Let us look at housing. Most Americans were still rural in that time, and many, if not most, built their own homes. As late as the 1920’s Buster Keaton could make a comedy out of newlyweds purchasing a build-it-yourself home kit (pre-cut lumber, mostly) and having a whee of a time building it. Once that house was built it was probably quite small and may well not have had electricity, phones, indoor plumbing and gas service. It didn’t have television and a host of modern conveniences. In other words, a 1912 “house” can barely be compared to a modern house and most people would find it as unlivable as an igloo. Who really wants to have a pot belly stove as your source of heat as well as cooking? do you want to use the Sear’s Catalog for toilet paper (assuming you can find a Sears Catalog).

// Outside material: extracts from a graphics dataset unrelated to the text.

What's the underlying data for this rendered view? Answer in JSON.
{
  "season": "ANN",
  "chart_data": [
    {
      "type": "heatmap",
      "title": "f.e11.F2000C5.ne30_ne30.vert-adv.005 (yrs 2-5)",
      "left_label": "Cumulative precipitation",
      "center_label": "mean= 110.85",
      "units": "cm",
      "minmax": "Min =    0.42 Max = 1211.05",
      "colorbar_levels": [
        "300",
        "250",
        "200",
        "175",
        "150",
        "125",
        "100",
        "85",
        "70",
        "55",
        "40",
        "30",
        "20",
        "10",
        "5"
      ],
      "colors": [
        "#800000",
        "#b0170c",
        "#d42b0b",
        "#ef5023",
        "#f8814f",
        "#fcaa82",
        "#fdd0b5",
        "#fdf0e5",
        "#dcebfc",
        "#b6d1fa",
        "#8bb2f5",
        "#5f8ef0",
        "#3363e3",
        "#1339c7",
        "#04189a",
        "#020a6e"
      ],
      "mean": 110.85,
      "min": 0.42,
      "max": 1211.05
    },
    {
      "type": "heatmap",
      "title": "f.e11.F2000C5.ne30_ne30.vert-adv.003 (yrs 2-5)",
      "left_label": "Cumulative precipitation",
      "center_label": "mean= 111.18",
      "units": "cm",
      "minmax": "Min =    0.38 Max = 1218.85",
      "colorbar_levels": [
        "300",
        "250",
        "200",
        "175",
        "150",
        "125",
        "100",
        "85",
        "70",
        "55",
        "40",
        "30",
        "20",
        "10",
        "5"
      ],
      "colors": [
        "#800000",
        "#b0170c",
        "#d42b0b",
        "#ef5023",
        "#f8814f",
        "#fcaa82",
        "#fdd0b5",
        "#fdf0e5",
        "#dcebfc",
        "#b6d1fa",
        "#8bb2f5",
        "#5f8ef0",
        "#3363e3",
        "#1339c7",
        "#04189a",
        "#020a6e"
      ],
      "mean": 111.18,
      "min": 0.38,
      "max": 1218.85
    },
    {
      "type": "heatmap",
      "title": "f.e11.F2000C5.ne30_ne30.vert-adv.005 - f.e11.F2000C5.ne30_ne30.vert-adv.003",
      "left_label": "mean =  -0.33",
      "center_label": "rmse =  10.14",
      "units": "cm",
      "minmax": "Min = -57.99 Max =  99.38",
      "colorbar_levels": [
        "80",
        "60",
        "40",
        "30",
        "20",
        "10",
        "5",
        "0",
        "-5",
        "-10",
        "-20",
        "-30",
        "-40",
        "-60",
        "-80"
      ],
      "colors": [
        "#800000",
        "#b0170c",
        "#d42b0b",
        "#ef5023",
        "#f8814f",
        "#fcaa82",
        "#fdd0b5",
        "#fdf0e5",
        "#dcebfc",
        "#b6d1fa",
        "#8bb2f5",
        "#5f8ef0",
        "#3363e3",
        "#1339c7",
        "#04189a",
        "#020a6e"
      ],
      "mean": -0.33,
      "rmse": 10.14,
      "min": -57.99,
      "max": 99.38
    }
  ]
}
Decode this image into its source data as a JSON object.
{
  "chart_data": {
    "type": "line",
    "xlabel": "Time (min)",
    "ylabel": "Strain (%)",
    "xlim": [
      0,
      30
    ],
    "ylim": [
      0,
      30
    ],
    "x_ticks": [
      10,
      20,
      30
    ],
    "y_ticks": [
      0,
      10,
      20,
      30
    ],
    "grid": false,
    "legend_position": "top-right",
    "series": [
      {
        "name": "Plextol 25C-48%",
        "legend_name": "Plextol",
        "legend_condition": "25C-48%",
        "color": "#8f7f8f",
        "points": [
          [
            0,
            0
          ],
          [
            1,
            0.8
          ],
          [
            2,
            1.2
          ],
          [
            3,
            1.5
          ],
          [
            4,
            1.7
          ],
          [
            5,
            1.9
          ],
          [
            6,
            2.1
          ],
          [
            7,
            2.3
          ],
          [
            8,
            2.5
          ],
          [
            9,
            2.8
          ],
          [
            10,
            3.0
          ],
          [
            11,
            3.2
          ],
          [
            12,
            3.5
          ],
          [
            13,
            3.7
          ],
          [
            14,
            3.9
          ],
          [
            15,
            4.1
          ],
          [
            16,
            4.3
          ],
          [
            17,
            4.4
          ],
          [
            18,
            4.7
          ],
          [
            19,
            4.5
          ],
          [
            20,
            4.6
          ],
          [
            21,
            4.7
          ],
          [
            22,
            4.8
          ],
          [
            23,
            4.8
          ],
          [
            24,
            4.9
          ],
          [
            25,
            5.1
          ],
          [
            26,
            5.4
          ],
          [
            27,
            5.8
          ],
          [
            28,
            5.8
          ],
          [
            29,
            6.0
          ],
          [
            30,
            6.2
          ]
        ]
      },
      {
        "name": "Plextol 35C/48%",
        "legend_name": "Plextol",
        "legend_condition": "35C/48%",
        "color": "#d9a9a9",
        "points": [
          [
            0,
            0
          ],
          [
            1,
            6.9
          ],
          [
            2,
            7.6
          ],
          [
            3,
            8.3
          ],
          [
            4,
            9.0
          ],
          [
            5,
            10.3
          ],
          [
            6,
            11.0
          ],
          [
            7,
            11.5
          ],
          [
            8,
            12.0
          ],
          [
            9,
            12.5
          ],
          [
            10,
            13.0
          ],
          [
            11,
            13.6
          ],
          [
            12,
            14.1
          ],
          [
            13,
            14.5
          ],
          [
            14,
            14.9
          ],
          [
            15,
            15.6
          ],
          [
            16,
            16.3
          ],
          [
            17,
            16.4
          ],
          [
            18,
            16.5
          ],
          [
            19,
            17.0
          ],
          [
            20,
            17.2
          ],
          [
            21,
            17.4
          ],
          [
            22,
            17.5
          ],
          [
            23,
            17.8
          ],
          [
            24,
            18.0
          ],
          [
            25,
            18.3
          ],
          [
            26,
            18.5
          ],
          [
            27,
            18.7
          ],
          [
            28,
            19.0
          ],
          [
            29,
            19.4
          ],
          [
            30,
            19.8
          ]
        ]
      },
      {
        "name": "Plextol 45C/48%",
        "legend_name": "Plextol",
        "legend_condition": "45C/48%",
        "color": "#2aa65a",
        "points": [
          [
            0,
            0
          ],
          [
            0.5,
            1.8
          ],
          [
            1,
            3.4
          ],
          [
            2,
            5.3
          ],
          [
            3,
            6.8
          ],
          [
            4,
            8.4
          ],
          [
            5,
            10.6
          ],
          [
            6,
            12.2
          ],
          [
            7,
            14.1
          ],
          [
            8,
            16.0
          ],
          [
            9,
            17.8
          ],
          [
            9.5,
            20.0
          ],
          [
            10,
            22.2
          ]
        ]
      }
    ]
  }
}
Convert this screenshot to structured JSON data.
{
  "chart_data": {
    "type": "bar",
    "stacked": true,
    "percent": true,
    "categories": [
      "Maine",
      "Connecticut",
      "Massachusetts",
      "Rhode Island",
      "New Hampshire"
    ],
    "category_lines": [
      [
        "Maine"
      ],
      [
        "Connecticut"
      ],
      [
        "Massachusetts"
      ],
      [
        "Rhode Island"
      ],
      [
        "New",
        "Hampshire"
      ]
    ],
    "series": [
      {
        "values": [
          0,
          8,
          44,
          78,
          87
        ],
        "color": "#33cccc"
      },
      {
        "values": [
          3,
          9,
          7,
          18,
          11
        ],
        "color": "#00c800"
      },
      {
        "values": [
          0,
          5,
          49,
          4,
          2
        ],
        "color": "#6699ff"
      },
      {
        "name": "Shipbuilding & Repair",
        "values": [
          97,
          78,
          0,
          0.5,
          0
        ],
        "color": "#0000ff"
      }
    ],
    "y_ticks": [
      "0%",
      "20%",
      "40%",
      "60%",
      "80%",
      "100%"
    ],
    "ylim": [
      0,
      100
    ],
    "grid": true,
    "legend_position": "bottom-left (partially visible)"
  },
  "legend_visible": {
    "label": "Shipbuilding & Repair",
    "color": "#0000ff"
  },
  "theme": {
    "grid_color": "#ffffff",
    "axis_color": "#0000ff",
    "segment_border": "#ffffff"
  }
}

So, to say that the current dollar has lost more than 90% of its value is facile in the sense that it ignores how much more there is to buy today. How many makes and models of cars were available in 1912 and in how many colors?

But in another sense there is a great truth. A great percentage of the cost increases has come from government intervention if you will. Let’s take another example:

My late father had his own gauge of inflationary change. He told me that in 1940 he walked into a Cadillac showroom and bought a Cadillac for $1,000 cash. You could say that since 1940 the dollar has lost so much purchasing power that it buys 1/50th of what it did. Or, you could look at the features of a 1940 Cadillac and wince, as most people probably would.

Of course an irony is that a collector would probably pay more for a 1940 Caddy than he/she would for a new one, and be quite happy about it. So the deflation in real, functional value is offset by the absolute rise in collectibility.

I digress. When looking at the change in value you do have to look at the costs added by government in the form of taxes, licenses, environmental attributes, safety changes, pay for subsidized unions and a host of other things. In the larger sense government has been highly inflationary because it keeps inventing services and using taxes to pay for them and thus distorting the market.

Although the 96% figure may be misleading, the problem is very real. A government that inflated us since 1913 may have taken us to the max and face actual collapse.